For intraday trading, news is not needed at all, there is movement - you need to trade. If for medium-term trading, you always get the news second. Large institutional players are always the first to hear the news and have a huge team of analysts who study the news and make predictions. News is important only if you constantly trade only 2-3 stacks and you are a guru in everything that happens in these companies. The most important news is global news, unemployment, rate hikes and big boss talk. And still you never know where the market will go. The news is good, the market is falling. How many times have I seen this.

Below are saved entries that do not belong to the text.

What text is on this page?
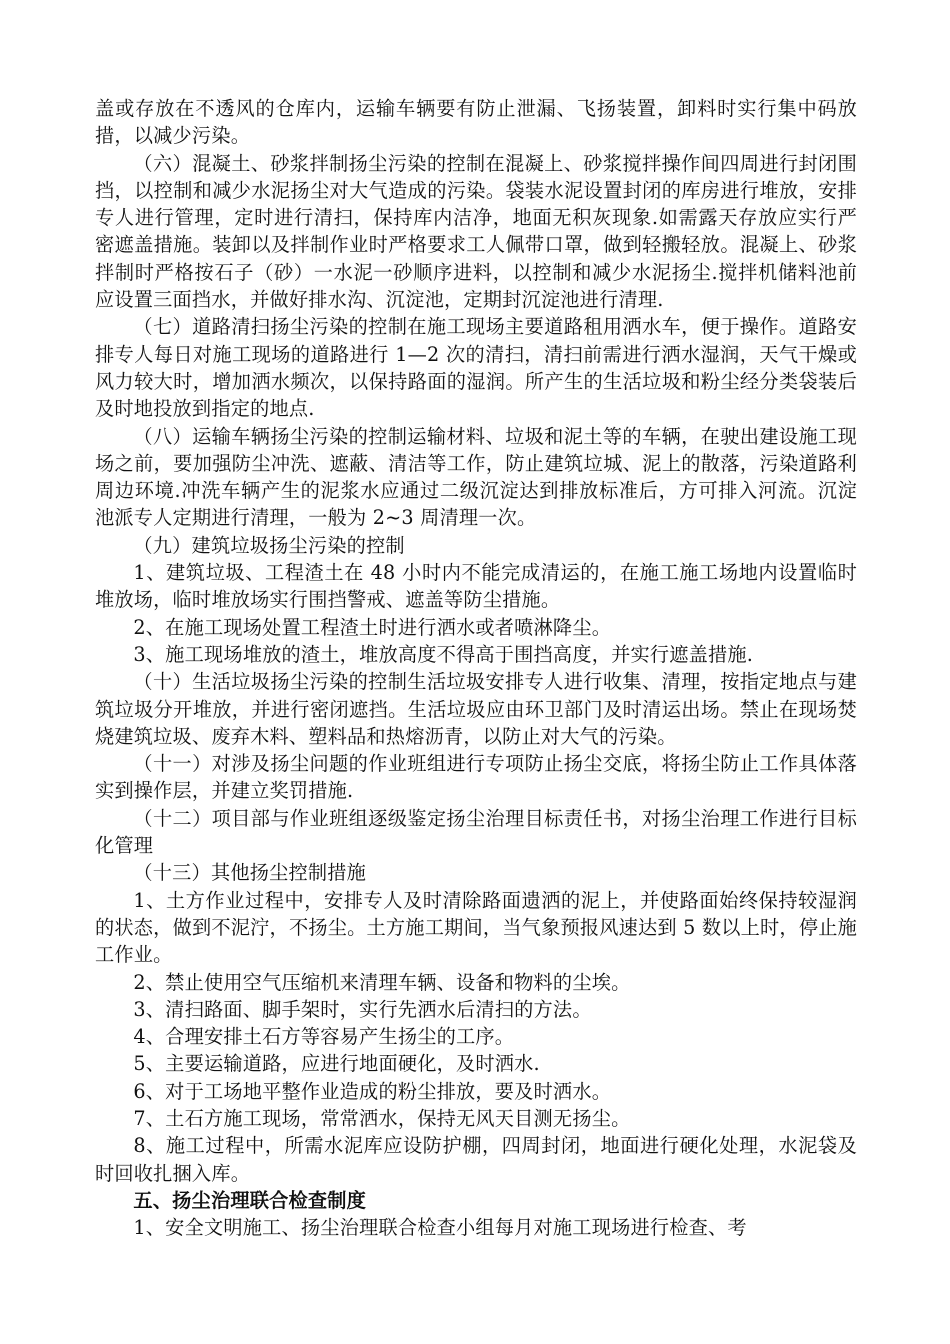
盖或存放在不透风的仓库内，运输车辆要有防止泄漏、飞扬装置，卸料时实行集中码放措，以减少污染。

（六）混凝土、砂浆拌制扬尘污染的控制在混凝上、砂浆搅拌操作间四周进行封闭围挡，以控制和减少水泥扬尘对大气造成的污染。袋装水泥设置封闭的库房进行堆放，安排专人进行管理，定时进行清扫，保持库内洁净，地面无积灰现象.如需露天存放应实行严密遮盖措施。装卸以及拌制作业时严格要求工人佩带口罩，做到轻搬轻放。混凝上、砂浆拌制时严格按石子（砂）一水泥一砂顺序进料，以控制和减少水泥扬尘.搅拌机储料池前应设置三面挡水，并做好排水沟、沉淀池，定期封沉淀池进行清理.

（七）道路清扫扬尘污染的控制在施工现场主要道路租用洒水车，便于操作。道路安排专人每日对施工现场的道路进行 1—2 次的清扫，清扫前需进行洒水湿润，天气干燥或风力较大时，增加洒水频次，以保持路面的湿润。所产生的生活垃圾和粉尘经分类袋装后及时地投放到指定的地点.

（八）运输车辆扬尘污染的控制运输材料、垃圾和泥土等的车辆，在驶出建设施工现场之前，要加强防尘冲洗、遮蔽、清洁等工作，防止建筑垃城、泥上的散落，污染道路利周边环境.冲洗车辆产生的泥浆水应通过二级沉淀达到排放标准后，方可排入河流。沉淀池派专人定期进行清理，一般为 2~3 周清理一次。

（九）建筑垃圾扬尘污染的控制

1、建筑垃圾、工程渣土在 48 小时内不能完成清运的，在施工施工场地内设置临时堆放场，临时堆放场实行围挡警戒、遮盖等防尘措施。

2、在施工现场处置工程渣土时进行洒水或者喷淋降尘。

3、施工现场堆放的渣土，堆放高度不得高于围挡高度，并实行遮盖措施.

（十）生活垃圾扬尘污染的控制生活垃圾安排专人进行收集、清理，按指定地点与建筑垃圾分开堆放，并进行密闭遮挡。生活垃圾应由环卫部门及时清运出场。禁止在现场焚烧建筑垃圾、废弃木料、塑料品和热熔沥青，以防止对大气的污染。

（十一）对涉及扬尘问题的作业班组进行专项防止扬尘交底，将扬尘防止工作具体落实到操作层，并建立奖罚措施.

（十二）项目部与作业班组逐级鉴定扬尘治理目标责任书，对扬尘治理工作进行目标化管理

（十三）其他扬尘控制措施

1、土方作业过程中，安排专人及时清除路面遗洒的泥上，并使路面始终保持较湿润的状态，做到不泥泞，不扬尘。土方施工期间，当气象预报风速达到 5 数以上时，停止施工作业。

2、禁止使用空气压缩机来清理车辆、设备和物料的尘埃。

3、清扫路面、脚手架时，实行先洒水后清扫的方法。

4、合理安排土石方等容易产生扬尘的工序。

5、主要运输道路，应进行地面硬化，及时洒水.

6、对于工场地平整作业造成的粉尘排放，要及时洒水。

7、土石方施工现场，常常洒水，保持无风天目测无扬尘。

8、施工过程中，所需水泥库应设防护棚，四周封闭，地面进行硬化处理，水泥袋及时回收扎捆入库。

五、扬尘治理联合检查制度

1、安全文明施工、扬尘治理联合检查小组每月对施工现场进行检查、考
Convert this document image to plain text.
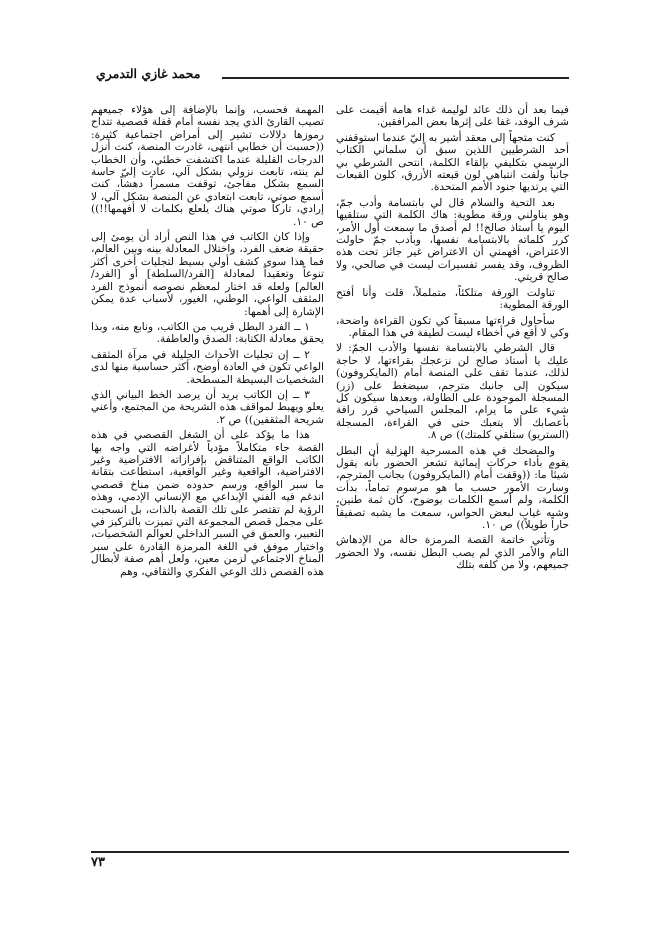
محمد غازي التدمري

فيما بعد أن ذلك عائد لوليمة غداء هامة أقيمت على شرف الوفد، غفا على إثرها بعض المرافقين.

كنت متجهاً إلى معقد أشير به إليّ عندما استوقفني أحد الشرطيين اللذين سبق أن سلماني الكتاب الرسمي بتكليفي بإلقاء الكلمة، انتحى الشرطي بي جانباً ولفت انتباهي لون قبعته الأزرق، كلون القبعات التي يرتديها جنود الأمم المتحدة.

بعد التحية والسلام قال لي بابتسامة وأدب جمّ، وهو يناولني ورقة مطوية: هاك الكلمة التي ستلقيها اليوم يا أستاذ صالح!! لم أصدق ما سمعت أول الأمر، كرر كلماته بالابتسامة نفسها، وبأدب جمّ حاولت الاعتراض، أفهمني أن الاعتراض غير جائز تحت هذه الظروف، وقد يفسر تفسيرات ليست في صالحي، ولا صالح قريتي.

تناولت الورقة متلكئاً، متململاً، قلت وأنا أفتح الورقة المطوية:

سأحاول قراءتها مسبقاً كي تكون القراءة واضحة، وكي لا أقع في أخطاء ليست لطيفة في هذا المقام.

قال الشرطي بالابتسامة نفسها والأدب الجمّ: لا عليك يا أستاذ صالح لن نزعجك بقراءتها، لا حاجة لذلك، عندما تقف على المنصة أمام (المايكروفون) سيكون إلى جانبك مترجم، سيضغط على (زر) المسجلة الموجودة على الطاولة، وبعدها سيكون كل شيء على ما يرام، المجلس السياحي قرر رافة بأعصابك ألا يتعبك حتى في القراءة، المسجلة (الستريو) ستلقي كلمتك)) ص ٨.

والمضحك في هذه المسرحية الهزلية أن البطل يقوم بأداء حركات إيمائية تشعر الحضور بأنه يقول شيئاً ما: ((وقفت أمام (المايكروفون) بجانب المترجم، وسارت الأمور حسب ما هو مرسوم تماماً، بدأت الكلمة، ولم أسمع الكلمات بوضوح، كان ثمة طنين، وشبه غياب لبعض الحواس، سمعت ما يشبه تصفيقاً حاراً طويلاً)) ص ١٠.

وتأتي خاتمة القصة المرمزة حالة من الإدهاش التام والأمر الذي لم يصب البطل نفسه، ولا الحضور جميعهم، ولا من كلفه بتلك

المهمة فحسب، وإنما بالإضافة إلى هؤلاء جميعهم تصيب القارئ الذي يجد نفسه أمام قفلة قصصية تتداح رموزها دلالات تشير إلى أمراض اجتماعية كثيرة: ((حسبت أن خطابي انتهى، غادرت المنصة، كنت أنزل الدرجات القليلة عندما اكتشفت خطئي، وأن الخطاب لم ينته، تابعت نزولي بشكل آلي، عادت إليّ حاسة السمع بشكل مفاجئ، توقفت مسمراً دهشاً، كنت أسمع صوتي، تابعت ابتعادي عن المنصة بشكل آلي، لا إرادي، تاركاً صوتي هناك يلعلع بكلمات لا أفهمها!!)) ص ١٠.

وإذا كان الكاتب في هذا النص أراد أن يومئ إلى حقيقة ضعف الفرد، واختلال المعادلة بينه وبين العالم، فما هذا سوى كشف أولي بسيط لتجليات أخرى أكثر تنوعاً وتعقيداً لمعادلة [الفرد/السلطة] أو [الفرد/العالم] ولعله قد اختار لمعظم نصوصه أنموذج الفرد المثقف الواعي، الوطني، الغيور، لأسباب عدة يمكن الإشارة إلى أهمها:

١ ــ الفرد البطل قريب من الكاتب، ونابع منه، وبذا يحقق معادلة الكتابة: الصدق والعاطفة.

٢ ــ إن تجليات الأحداث الجليلة في مرآة المثقف الواعي تكون في العادة أوضح، أكثر حساسية منها لدى الشخصيات البسيطة المسطحة.

٣ ــ إن الكاتب يريد أن يرصد الخط البياني الذي يعلو ويهبط لمواقف هذه الشريحة من المجتمع، وأعني شريحة المثقفين)) ص ٢.

هذا ما يؤكد على أن الشغل القصصي في هذه القصة جاء متكاملاً مؤدياً لأغراضه التي واجه بها الكاتب الواقع المتناقض بإفرازاته الافتراضية وغير الافتراضية، الواقعية وغير الواقعية، استطاعت بتقانة ما سبر الواقع، ورسم حدوده ضمن مناخ قصصي اندغم فيه الفني الإبداعي مع الإنساني الإدمي، وهذه الرؤية لم تقتصر على تلك القصة بالذات، بل انسحبت على مجمل قصص المجموعة التي تميزت بالتركيز في التعبير، والعمق في السبر الداخلي لعوالم الشخصيات، واختيار موفق في اللغة المرمزة القادرة على سبر المناخ الاجتماعي لزمن معين، ولعل أهم صفة لأبطال هذه القصص ذلك الوعي الفكري والثقافي، وهم

٧٣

So efficient, that it was made by folks who couldn't beat the index, so they needed to find an explanation for their wives, as why do they have to move into the nearby trailer park, despite of having PHD in physics, yet loosing all of the monies, while going all in on some leveraged bet, that was supposed to work-out 100%. ,, John, but you won Nobel Prize in Econom - ... - Yes, yes, but you see, market is too efficient and... "
EMH got a lot of criticism and the point which was offered by the thread runner is not an exception. I totally agree that there is a certain time lag in assets' prices and the news. The most interesting thing is that such a time lag can be infinetely long which makes the market really unpredictable and illogical. If this hypothesis had any connection to the reality, we wouldn't have the bubbles and economic crisis. Let me draw an example here of crisis in 2008. Who knew that CDOs were just a piece of ***? Did their prices reflect this kind of information? Of course, not. So, I don't really believe in efficient market and adequate market players.
Well, at least we don't have Trump anymore, who could move the Dow 700 points in a minute with a tweet.